The extras property allows application specific metadata to be added to any 3D Tiles JSON object. The following example shows a tile object with an additional application specific name property.

{
  "transform": [
     4.843178171884396,   1.2424271388626869, 0,                  0,
    -0.7993325488216595,  3.1159251367235608, 3.8278032889280675, 0,
     0.9511533376784163, -3.7077466670407433, 3.2168186118075526, 0,
     1215001.7612985559, -4736269.697480114,  4081650.708604793,  1
  ],
  "boundingVolume": {
    "box": [
      0,     0,    6.701,
      3.738, 0,    0,
      0,     3.72, 0,
      0,     0,    13.402
    ]
  },
  "geometricError": 32,
  "content": {
    "uri": "building.glb"
  },
  "extras": {
    "name": "Empire State Building"
  }
}

The full JSON schema can be found in tileset.schema.json.

Tile format specifications

Each tile’s content.uri property is a uri to a file containing information for rendering the tile’s 3D content.

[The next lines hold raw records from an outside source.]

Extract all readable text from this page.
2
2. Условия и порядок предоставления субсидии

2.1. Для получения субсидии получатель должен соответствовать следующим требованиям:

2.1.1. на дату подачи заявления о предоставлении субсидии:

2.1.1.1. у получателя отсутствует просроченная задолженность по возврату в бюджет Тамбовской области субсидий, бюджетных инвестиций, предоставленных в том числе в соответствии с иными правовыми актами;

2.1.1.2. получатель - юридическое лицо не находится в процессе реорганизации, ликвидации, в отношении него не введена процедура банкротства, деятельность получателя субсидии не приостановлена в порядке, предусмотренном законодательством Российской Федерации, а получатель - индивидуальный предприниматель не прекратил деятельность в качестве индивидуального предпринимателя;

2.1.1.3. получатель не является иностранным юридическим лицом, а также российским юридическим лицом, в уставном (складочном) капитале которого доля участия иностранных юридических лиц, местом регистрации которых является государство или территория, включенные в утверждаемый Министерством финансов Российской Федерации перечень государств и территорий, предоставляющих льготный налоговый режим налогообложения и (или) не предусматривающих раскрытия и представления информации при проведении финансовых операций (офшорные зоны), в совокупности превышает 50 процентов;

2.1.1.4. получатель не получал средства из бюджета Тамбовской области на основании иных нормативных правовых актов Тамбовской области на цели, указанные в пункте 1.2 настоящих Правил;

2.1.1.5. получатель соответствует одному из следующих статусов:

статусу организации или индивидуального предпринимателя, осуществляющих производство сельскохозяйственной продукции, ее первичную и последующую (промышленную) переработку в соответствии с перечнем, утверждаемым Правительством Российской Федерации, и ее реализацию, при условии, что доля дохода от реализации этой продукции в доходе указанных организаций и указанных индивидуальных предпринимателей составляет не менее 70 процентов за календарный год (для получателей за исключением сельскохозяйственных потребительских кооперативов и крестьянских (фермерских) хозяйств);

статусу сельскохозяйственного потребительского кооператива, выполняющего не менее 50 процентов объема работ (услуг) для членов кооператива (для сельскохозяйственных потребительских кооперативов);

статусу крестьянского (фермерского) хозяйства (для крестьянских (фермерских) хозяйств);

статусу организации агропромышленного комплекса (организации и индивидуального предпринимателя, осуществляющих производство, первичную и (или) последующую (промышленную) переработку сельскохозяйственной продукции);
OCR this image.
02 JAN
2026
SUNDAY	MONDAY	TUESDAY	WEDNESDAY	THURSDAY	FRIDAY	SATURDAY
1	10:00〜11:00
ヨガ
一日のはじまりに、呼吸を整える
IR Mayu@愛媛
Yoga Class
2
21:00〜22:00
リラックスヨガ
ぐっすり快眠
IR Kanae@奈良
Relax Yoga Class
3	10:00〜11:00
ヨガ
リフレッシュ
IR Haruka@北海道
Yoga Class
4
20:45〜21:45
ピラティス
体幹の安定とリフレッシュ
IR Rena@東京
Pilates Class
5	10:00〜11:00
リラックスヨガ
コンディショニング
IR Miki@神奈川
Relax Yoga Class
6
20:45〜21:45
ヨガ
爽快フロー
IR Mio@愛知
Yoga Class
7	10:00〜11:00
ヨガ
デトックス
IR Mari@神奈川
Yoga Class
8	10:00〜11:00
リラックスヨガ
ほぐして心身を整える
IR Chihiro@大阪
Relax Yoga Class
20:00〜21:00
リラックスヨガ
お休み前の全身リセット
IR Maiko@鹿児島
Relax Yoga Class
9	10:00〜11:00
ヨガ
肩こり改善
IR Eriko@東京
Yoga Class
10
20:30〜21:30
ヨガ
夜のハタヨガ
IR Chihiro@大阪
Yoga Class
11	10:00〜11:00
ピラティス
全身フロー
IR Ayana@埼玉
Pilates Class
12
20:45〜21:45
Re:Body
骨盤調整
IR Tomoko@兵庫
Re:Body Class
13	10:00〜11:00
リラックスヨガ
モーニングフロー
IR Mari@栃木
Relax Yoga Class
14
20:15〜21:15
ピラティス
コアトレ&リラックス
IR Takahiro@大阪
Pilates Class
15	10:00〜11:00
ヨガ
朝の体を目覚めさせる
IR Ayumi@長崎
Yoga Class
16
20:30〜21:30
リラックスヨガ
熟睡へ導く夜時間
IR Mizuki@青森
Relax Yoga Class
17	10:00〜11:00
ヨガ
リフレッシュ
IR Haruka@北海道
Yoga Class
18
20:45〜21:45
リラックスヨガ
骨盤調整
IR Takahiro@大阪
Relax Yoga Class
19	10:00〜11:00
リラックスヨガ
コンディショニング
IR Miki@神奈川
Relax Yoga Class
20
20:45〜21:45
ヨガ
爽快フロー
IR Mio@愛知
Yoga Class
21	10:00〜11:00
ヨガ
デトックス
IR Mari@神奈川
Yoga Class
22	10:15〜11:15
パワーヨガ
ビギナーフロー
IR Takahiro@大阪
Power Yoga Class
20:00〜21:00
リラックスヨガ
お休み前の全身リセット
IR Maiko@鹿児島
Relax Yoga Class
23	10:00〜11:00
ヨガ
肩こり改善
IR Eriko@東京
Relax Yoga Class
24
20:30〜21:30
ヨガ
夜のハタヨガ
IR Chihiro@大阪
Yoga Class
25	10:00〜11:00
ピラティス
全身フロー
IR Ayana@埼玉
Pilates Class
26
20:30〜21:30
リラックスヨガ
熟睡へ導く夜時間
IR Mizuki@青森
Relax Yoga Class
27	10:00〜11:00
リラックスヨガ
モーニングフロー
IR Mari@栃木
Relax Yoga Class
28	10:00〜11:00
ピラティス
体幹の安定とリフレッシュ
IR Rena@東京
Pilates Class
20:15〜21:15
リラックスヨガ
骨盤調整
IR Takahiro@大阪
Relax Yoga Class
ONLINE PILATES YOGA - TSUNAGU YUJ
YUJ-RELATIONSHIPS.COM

The content is an instance of one of the formats listed below.

glTF 2.0 is the primary tile format for 3D Tiles. glTF is an open specification designed for the efficient transmission and loading of 3D content. A glTF asset includes geometry and texture information for a single tile, and may be extended to include metadata, model instancing, and compression. glTF may be used for a wide variety of 3D content including:

  • Heterogeneous 3D models. E.g. textured terrain and surfaces, 3D building exteriors and interiors, massive models

  • 3D model instances. E.g. trees, windmills, bolts

  • Massive point clouds

See glTF Tile Format for more details.

Tiles may also reference the legacy 3D Tiles 1.0 formats listed below. These formats were deprecated in 3D Tiles 1.1 and may be removed in a future version of 3D Tiles.

Table 6. Legacy tile formats and common uses
Legacy Format Uses

Batched 3D Model (b3dm)

Heterogeneous 3D models

Instanced 3D Model (i3dm)

3D model instances

Point Cloud (pnts)

Massive number of points

Composite (cmpt)

Concatenate tiles of different formats into one tile

Declarative styling specification

3D Tiles includes concise declarative styling defined with JSON and expressions written in a small subset of JavaScript augmented for styling.

Styles define how a featured is displayed, for example show and color (RGB and translucency), using an expression based on a feature’s properties.

The following example colors features with a height above 90 as red and the others as white.

{
  "color" : "(${Height} > 90) ? color('red') : color('white')"
}

For complete details, see the Declarative Styling specification.